In 1894 Commandant of the Marine Corps Colonel Heywood appointed Captain Murphy to lead the Marine Corps School of Application. Murphy started this assignment March 8, 1894 and on May 3, 1894, the school graduated its third class of officers and second class of noncommissioned officers.

On October 10, 1910, he retired as a colonel on his own request, but returned to active duty from April 1917 to June 1920 during World War I.

He died November 9, 1931, in Brooklyn, New York, and is buried in Evergreen Cemetery Brooklyn, New York.
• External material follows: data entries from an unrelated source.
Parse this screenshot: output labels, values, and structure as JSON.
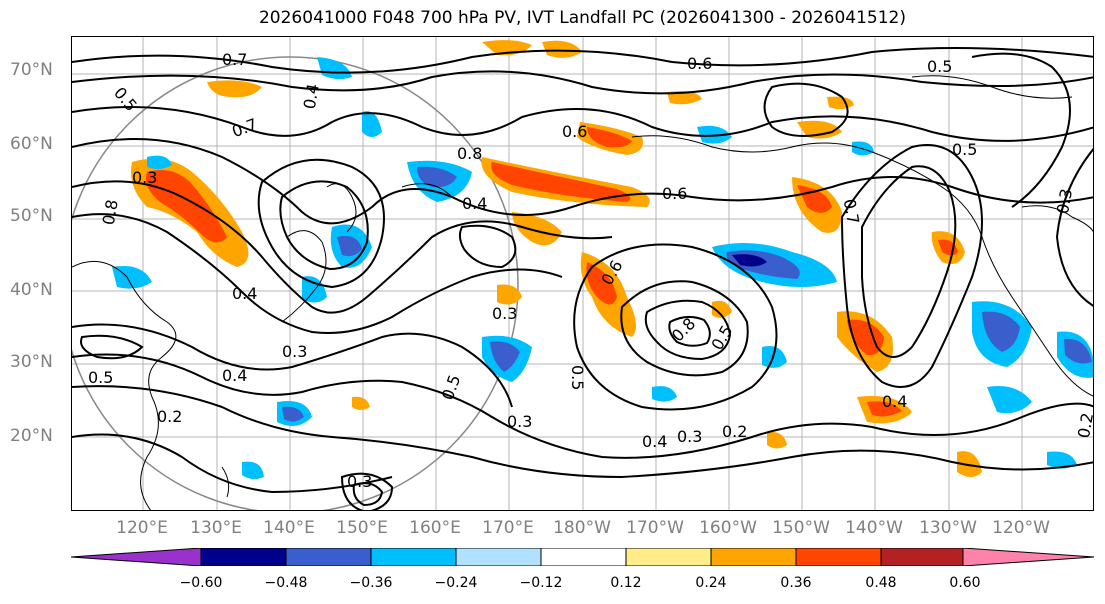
{
  "title": "2026041000 F048 700 hPa PV, IVT Landfall PC (2026041300 - 2026041512)",
  "lat_labels": [
    "70°N",
    "60°N",
    "50°N",
    "40°N",
    "30°N",
    "20°N"
  ],
  "lon_labels": [
    "120°E",
    "130°E",
    "140°E",
    "150°E",
    "160°E",
    "170°E",
    "180°W",
    "170°W",
    "160°W",
    "150°W",
    "140°W",
    "130°W",
    "120°W"
  ],
  "colorbar": {
    "ticks": [
      "−0.60",
      "−0.48",
      "−0.36",
      "−0.24",
      "−0.12",
      "0.12",
      "0.24",
      "0.36",
      "0.48",
      "0.60"
    ],
    "colors": [
      "#9932cc",
      "#00008b",
      "#3a5fcd",
      "#00bfff",
      "#b0e2ff",
      "#ffffff",
      "#ffec8b",
      "#ffa500",
      "#ff4500",
      "#b22222",
      "#ff82ab"
    ]
  },
  "contour_labels": [
    "0.7",
    "0.5",
    "0.4",
    "0.3",
    "0.8",
    "0.6",
    "0.6",
    "0.5",
    "0.4",
    "0.4",
    "0.3",
    "0.5",
    "0.7",
    "0.8",
    "0.6",
    "0.5",
    "0.3",
    "0.4",
    "0.2",
    "0.3",
    "0.4",
    "0.2",
    "0.6",
    "0.8",
    "0.5",
    "0.5",
    "0.7",
    "0.4",
    "0.3",
    "0.2",
    "0.3",
    "0.5",
    "0.3"
  ]
}
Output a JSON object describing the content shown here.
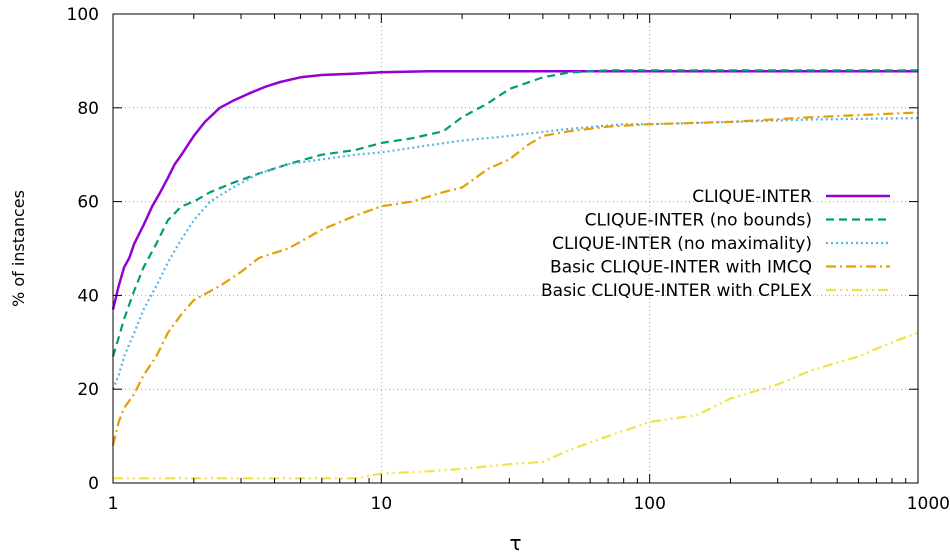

==Marine Corps Brevet Medal citation==

===Secretary of the Navy citation===
Citation
The Secretary of the Navy takes pleasure in transmitting to Captain Paul St. Clair Murphy, United States Marine Corps, the Brevet Medal which is awarded in accordance with Marine Corps Order No. 26 (1921), for gallant service as Fleet Marine Officer, North Atlantic Fleet, in the naval battle of Santiago, Cuba, on 3 July 1898. On 10 August 1898, Captain Murphy is appointed Major, by brevet, to rank from 3 July 1898.